If you’re not using AI, I think you are falling behind. Honestly to me it feels like the new computer. Not because it’s perfect, but because it’s already useful. I would not have said that 6 months ago. It probably doesn’t even write 60% of your code, but when it does it’s the borring one. Last week it created around 2 days of working code in minutes. Boring work, with a lot of code. My boss will consider me a fool if I don’t take advantage of it and use it for such tasks. The least I should do is be able to recognise when I need to use it and when not. For now this is no different then recognising when to use a screw-driver and when to use a wrench. To me the shift happened suddenly. Six months ago AI tools were frustrating and unreliable. Some wow moments and a lot of irritation in between. Now it’s like flipping a switch in a dark room – suddenly everything changed, and you’re still adjusting your eyes. Personally for me this big leap happened in Oct/Nov 2025. Using AI in end of 2025 is nothing compared to using it in March 2026. This is my feeling. It changed so fast. You can choose not to use it – that’s valid. But it’s still a choice to step out of the game. It might help you with borring repettetive tasks, but it’s better to forget about them and move forward. Running AI in the console is the game-changer, suddenly you have a few agents helping you with tasks.

The Good News

Yes, we’re all doomed. No good news. Maybe it’s just a bubble we need to live through, but it will filter out the noise, much like the dot-com bubble did.

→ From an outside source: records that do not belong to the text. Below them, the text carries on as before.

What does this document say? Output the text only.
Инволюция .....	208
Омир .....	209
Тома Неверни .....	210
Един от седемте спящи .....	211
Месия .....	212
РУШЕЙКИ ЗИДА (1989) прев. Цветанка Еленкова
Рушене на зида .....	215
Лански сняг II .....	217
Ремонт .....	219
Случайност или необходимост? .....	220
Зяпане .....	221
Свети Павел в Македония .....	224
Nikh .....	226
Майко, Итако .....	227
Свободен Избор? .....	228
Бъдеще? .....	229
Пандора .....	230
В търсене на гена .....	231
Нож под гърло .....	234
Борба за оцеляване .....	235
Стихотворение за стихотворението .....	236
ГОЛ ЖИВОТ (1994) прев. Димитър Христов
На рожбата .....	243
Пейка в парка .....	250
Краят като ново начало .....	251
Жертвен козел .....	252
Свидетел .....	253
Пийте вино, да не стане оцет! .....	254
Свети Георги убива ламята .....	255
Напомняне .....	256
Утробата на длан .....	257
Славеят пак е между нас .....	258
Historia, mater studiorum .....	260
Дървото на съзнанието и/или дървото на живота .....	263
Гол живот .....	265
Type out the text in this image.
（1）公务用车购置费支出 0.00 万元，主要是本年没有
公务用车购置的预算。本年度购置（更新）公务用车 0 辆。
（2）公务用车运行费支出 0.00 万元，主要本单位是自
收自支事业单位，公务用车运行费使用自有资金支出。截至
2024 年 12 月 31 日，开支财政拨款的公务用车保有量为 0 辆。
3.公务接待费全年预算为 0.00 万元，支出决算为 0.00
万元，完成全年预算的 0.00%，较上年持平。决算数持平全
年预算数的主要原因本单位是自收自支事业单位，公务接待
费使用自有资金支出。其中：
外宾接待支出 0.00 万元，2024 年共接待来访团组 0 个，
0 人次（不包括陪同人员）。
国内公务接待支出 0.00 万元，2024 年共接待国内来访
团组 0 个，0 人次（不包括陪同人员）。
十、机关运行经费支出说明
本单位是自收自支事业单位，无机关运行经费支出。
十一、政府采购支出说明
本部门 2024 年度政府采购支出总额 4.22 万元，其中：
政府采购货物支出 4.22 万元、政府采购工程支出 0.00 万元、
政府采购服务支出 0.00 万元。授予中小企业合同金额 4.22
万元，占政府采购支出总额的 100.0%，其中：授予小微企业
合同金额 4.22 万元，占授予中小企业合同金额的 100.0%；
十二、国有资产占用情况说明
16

Ok, the good news is that AI is hard – It’s not just typing a prompt and getting magic in the browser. You need to learn how to use it well. You need practice and judgment. While doing that, something interesting happens: you start to see what you’re actually good at. AI doesn’t magically make you great – it makes your strengths more obvious. You’ll learn when it helps and when it doesn’t. You’ll be thankful it takes care of the boring tasks: you don’t need to spend time to spin up a docker on local if the AI can do it for you in seconds. You don’t need to create yet another table that will iterate and show data. You’ll still need to understand what you’re doing – at least for now. I think sometimes you’ll feel that old excitement again. Like when you built your first webpage. When something finally worked and you thought “this is actually cool”.

The Second Good News

Again, no good news but It can be fun from time to time. There’s a weird “Hello World” feeling again. That small rush when something works and surprises you. The same energy people had when working with tools that were once considered jokes. Yes – PHP and JavaScript. So yes, maybe we are going downhill. But the world didn’t end with the internet. And it probably won’t end with AI in the next few years. When you start using it, you’ll see where you’re better than the new kids on the block and you’ll gain an edge – at least for a while.

Curiosity still wins. The same curiosity that built the web will shape whatever comes next.